CNX Resources posted fairly solid results for the second quarter. The natural gas producer generated $62 million of free cash flow, its 10th straight quarter of producing free cash. That pushed its total to $1.2 billion in cumulative free cash flow during that period. Meanwhile, the gas producer remains on track to deliver on its guidance for $700 million in free cash flow this year.
The company used $59 million of that money to repurchase another 3.2 million shares during the quarter. It bought back an additional $37 million in stock during the early part of the third quarter. CNX has repurchased 16% of its outstanding shares in the last seven quarters. The company is also using its free cash to continue strengthening its balance sheet. It repurchased $14 million of convertible notes due in 2026 and has now reduced its total debt by $315 million since the third quarter of 2020. It has years before its nearest bond maturity, giving it lots of financial flexibility in the interim.

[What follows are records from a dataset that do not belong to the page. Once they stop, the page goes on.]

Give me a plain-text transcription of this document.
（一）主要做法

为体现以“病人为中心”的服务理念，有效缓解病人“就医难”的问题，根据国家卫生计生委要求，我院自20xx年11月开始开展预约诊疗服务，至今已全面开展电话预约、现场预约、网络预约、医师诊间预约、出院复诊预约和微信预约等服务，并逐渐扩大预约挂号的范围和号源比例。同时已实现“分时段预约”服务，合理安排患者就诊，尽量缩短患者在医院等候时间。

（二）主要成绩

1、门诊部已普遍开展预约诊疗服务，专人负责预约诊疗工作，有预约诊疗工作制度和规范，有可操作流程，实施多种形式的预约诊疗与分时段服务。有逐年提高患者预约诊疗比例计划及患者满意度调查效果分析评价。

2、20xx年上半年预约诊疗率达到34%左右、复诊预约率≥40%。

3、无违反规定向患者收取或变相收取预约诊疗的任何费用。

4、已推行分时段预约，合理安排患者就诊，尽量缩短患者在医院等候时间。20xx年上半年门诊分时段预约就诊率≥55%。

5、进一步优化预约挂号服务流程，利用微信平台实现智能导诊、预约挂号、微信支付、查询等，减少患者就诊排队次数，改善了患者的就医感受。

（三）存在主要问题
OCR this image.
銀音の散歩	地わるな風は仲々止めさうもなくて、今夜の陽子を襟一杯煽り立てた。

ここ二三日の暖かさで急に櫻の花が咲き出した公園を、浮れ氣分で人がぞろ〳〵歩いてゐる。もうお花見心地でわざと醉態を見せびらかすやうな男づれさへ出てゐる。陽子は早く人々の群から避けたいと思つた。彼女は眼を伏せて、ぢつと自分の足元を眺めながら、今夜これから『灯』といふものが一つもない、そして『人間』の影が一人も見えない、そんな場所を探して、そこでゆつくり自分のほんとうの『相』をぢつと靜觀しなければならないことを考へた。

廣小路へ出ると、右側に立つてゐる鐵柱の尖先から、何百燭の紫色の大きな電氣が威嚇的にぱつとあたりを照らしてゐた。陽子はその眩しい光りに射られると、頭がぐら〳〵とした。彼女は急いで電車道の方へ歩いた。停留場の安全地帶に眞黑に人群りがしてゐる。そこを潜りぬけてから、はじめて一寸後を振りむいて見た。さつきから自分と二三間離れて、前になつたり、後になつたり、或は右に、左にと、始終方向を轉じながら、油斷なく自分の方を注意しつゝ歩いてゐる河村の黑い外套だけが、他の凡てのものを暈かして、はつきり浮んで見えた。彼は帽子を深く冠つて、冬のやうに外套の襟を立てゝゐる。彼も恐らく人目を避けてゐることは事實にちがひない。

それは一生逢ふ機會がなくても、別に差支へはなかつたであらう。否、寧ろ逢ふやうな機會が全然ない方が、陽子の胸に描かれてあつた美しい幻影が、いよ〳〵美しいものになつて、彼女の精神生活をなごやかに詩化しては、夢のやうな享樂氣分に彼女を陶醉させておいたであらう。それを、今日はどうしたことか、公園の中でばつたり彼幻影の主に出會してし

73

However, the one concerning number for the quarter was capital expenditures. CNX Resources boosted its capex budget to a range of $550 million-$590 million, up from its prior view of $470 million-$500 million. That’s due to inflationary pressures, increased spending toward its innovation and emission reduction efforts, and an acceleration of its drilling program. Despite spending more money, CNX Resources’ production forecast remains the same. On a more positive note, the company maintained its free cash flow forecast as higher prices are helping offset the increase in capital spending.
While the market wasn’t thrilled with CNX Resources’ decision to boost capital spending, the company is becoming a free cash flow machine. It’s using those funds to repurchase its stock, which has it on track to grow its free cash flow per share at a more than 30% compound annual rate through 2026, given its current forecast for commodity prices. With shares tumbling today, it can buy more at a lower price, further boosting its per-share growth rate in the future. That makes today’s sell-off look like a potential overreaction to a slight increase in capital spending that won’t impact free cash flow.